Sunday, October 11, 2009

duno shud put wat tittle.. xD

我穿梭金星 木星 水星 火星 土星 追寻
追寻你 时间滴答滴答滴答答滴身影
指头还残留 你为我 擦的指甲油
没想走 你好像说过
你和我 会不会有以后 世界一直一直变
地球不停的转动 在你的时空
我从未退缩懦弱
当我靠在你耳朵 只想轻轻对你说
我的温柔 只想让你都拥有
*我的爱 只能够 让你一个 人独自拥有
我的灵和魂魄 不停守候 在你心门口
我的伤和眼泪 化为乌有 为你而流
藏在 无边无际的小小宇宙 爱你的我

你听见了吗 我为你唱的这首歌
是为了要证明 我为了你 存在的意义

世界一直一直变 地球不停的转动
在你的时空 我从未退缩懦弱
当我靠在你耳朵 只想轻轻对你说
我的温柔 只想让你都拥有

*我的爱 只能够 让你一个 人独自拥有
我的灵和魂魄 不停守候 在你心门口
我的伤和眼泪化为乌有 为你而流
藏在 无边无际的小小宇宙 爱你的我

爱你的我 不能停止脉搏
为了爱你奋斗 就请你让我 说出口

*我的爱 只能够 让你一个 人独自拥有
我的灵和魂魄 不停守候 在你心门口
我的伤和眼泪化为乌有 为你而流
藏在 无边无际的小小宇宙 爱你的我

这是够爱的歌词。。
我好喜欢这首歌。。
这首歌是来自终极三国的。。
非常有意思。。
这首歌非常地感动。。
这是描述对一个你爱的人的感觉。。
看了终极三国。。
真羡慕剧情里的爱情。。
比如脩和阿香。。
他们的恋爱时多么的幸福。。
真希望我也会有这么好的女朋友吧。。
了解我。。懂我。。关心我。。
还有。。 爱我。。
哈哈。。 好像我对爱情很厉害似的。。

真希望。。我的爱情故事会好像戏里面吧。。
不知道有没有可能。。
我总是觉得好像没有人会喜欢我吧。。
如果他见到我的真人。。
我很麻烦的哦。。 天天都烦人的。。
真希望我会有一个像阿香的女朋友吧。。
又漂亮又善解人意。。
对我来说。。好像很难吧。。
可以说是不大可能。。
我这种人。。一点资质也没有吧。。
这是所谓的“没有料”。。
真希望我会好像戏里的主角。。
有一帮好兄弟。。
有一位很好的女朋友吧。。
好兄弟?好朋友我还也许有吧。。
不过我不觉得我有好兄弟。。
女朋友?哈哈。。笑咯。。
女性朋友我都没几个。。
哪里找好的女朋友?
很多女孩子都没理我呢。。
我之前喜欢的女生。。
你们应该不知道谁吧。。 哈哈。。
现在都好像没理我了。。
大概好像都忘记我了吧。。
就算不是。。
我也觉得他不会爱上我吧。。
他只会当我是朋友吧。。
算了吧。。
有点伤心。。

我好像觉得我不会活很久吧。。
天天都迟睡。。
非常不健康。。
虽然我知道迟睡不好。。
但是我还是要迟睡。。
我自己也不知道为什么。。
可能有烦恼吧?
不应该烦的东西。。
我自己拿来烦。。
我觉得很无聊吧。。
如果有一天我死了。。
希望大家会记得我吧。。

我现在。。
只希望有个人可以让我紧紧地抱着吧。。
或者他紧紧地抱着我吧。。
摸摸头。。
我就很满足了。。
很开心。。



文升 wyncent =)

duno shud put wat tittle.. xD

Saturday, September 26, 2009

friends!

haha.. duno why.. i feel very unhappy some times.. =X haha.. i feel i dun have real good frens.. 没有知心朋友... i being a human for so long.. i dun think i have any very good frens.. that will understand me lorh.. haiz.. why? T_T ( lol.. duno why being emo lorh.. haha.. )

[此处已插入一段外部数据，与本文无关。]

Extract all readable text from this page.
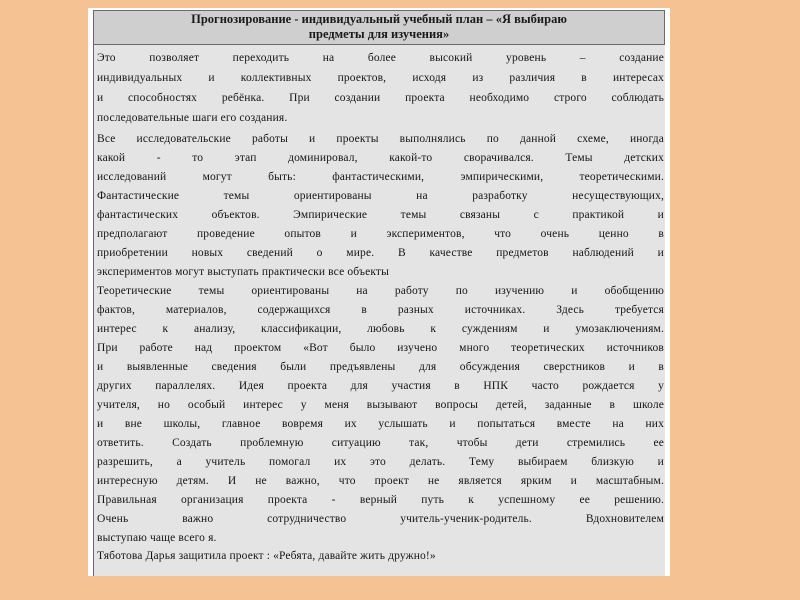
Прогнозирование - индивидуальный учебный план – «Я выбираю
предметы для изучения»
Это позволяет переходить на более высокий уровень – создание
индивидуальных и коллективных проектов, исходя из различия в интересах
и способностях ребёнка. При создании проекта необходимо строго соблюдать
последовательные шаги его создания.
Все исследовательские работы и проекты выполнялись по данной схеме, иногда
какой - то этап доминировал, какой-то сворачивался. Темы детских
исследований могут быть: фантастическими, эмпирическими, теоретическими.
Фантастические темы ориентированы на разработку несуществующих,
фантастических объектов. Эмпирические темы связаны с практикой и
предполагают проведение опытов и экспериментов, что очень ценно в
приобретении новых сведений о мире. В качестве предметов наблюдений и
экспериментов могут выступать практически все объекты
Теоретические темы ориентированы на работу по изучению и обобщению
фактов, материалов, содержащихся в разных источниках. Здесь требуется
интерес к анализу, классификации, любовь к суждениям и умозаключениям.
При работе над проектом «Вот было изучено много теоретических источников
и выявленные сведения были предъявлены для обсуждения сверстников и в
других параллелях. Идея проекта для участия в НПК часто рождается у
учителя, но особый интерес у меня вызывают вопросы детей, заданные в школе
и вне школы, главное вовремя их услышать и попытаться вместе на них
ответить. Создать проблемную ситуацию так, чтобы дети стремились ее
разрешить, а учитель помогал их это делать. Тему выбираем близкую и
интересную детям. И не важно, что проект не является ярким и масштабным.
Правильная организация проекта - верный путь к успешному ее решению.
Очень важно сотрудничество учитель-ученик-родитель. Вдохновителем
выступаю чаще всего я.
Тяботова Дарья защитила проект : «Ребята, давайте жить дружно!»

At college.. some ppl treat me like freakz nia.. = = i think they are more freak sometimes.. >.<

lol.. college.. i have no gud frens.. my college mates think im stupid and child.. i talk kinda loud.. and they think im rude mayb? lol.. and at college.. sometimes i joke to my frens.. they will think im a sohai nia.. or mayb im childish.. actually i juz trying to make them talk.. or mayb laugh.. hehe.. sometimes ppl scolds me back? haha.. thats fine.. at college.. i dun think i have much gud fren will actually understand about me/ care me.. haha.. i think no.. LOL..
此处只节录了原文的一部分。